National University of Ireland: articles on the university question and on the establishment of the National University of Ireland with particular reference to the position of Irish studies within the university (1907–9); correspondence, reports and notes on salaries, building costs and general finance in University College Dublin (1908–39); proposals for the establishment of various institutes of Irish studies and folklore; correspondence and diaries concerning his American lecture tour (1930) and the promotion of Irish Studies in the United States; reports concerning Omeath Irish College (1914–32); correspondence and reports concerning the International Congress of Christian Archaeology, Rome (1938); correspondence with the Department of Finance concerning the establishment of the Institute for Advanced Studies (1940–2).
Essays, articles, notes and correspondence on topics relating to the Irish language, Celtic studies, Irish history, folklore and archaeology including: Irish manuscripts; early verse; Ossianic literature; Latin texts; inscriptions in Gaulish, Irish and Pictish; linguistics; philology; topography; early Christianity in Britain and Ireland; early Irish laws; Druids; ethnic groups in the British Isles; kingship and genealogy; annals and chronicles; Saint Patrick; the discipline of archaeology and individual finds in Ireland.

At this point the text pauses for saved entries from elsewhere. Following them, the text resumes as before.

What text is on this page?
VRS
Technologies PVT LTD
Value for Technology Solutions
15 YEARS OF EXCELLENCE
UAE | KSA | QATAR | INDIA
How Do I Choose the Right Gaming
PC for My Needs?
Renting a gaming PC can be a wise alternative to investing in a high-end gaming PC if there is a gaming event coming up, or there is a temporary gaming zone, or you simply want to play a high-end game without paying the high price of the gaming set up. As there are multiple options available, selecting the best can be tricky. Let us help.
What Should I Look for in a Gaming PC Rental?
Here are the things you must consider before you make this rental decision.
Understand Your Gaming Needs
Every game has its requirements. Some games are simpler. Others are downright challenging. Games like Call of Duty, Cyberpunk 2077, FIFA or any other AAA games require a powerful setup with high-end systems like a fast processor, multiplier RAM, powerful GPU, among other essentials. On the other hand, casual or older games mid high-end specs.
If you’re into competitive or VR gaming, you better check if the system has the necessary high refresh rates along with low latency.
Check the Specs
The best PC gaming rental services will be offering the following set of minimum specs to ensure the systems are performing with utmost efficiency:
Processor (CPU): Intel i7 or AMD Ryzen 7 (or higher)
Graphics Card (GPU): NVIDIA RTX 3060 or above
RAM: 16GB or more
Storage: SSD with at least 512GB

Autobiographical memoir covering his life from 1868 to 1927. Personal documents including testimonials and letters of application for positions (1882–1928); correspondence with members of his family (1890–1944); news cuttings of articles by and about MacNeill (1899–1978); correspondence concerning MacNeill’s career and his papers mainly in relation to research being carried out.
Papers of Michael Tierney IE UCD LA30
LA30/PH Tierney/MacNeill Photographs available online at the UCD Digital Library
Additional collections of Eoin MacNeill papers can be found in the National Library of Ireland.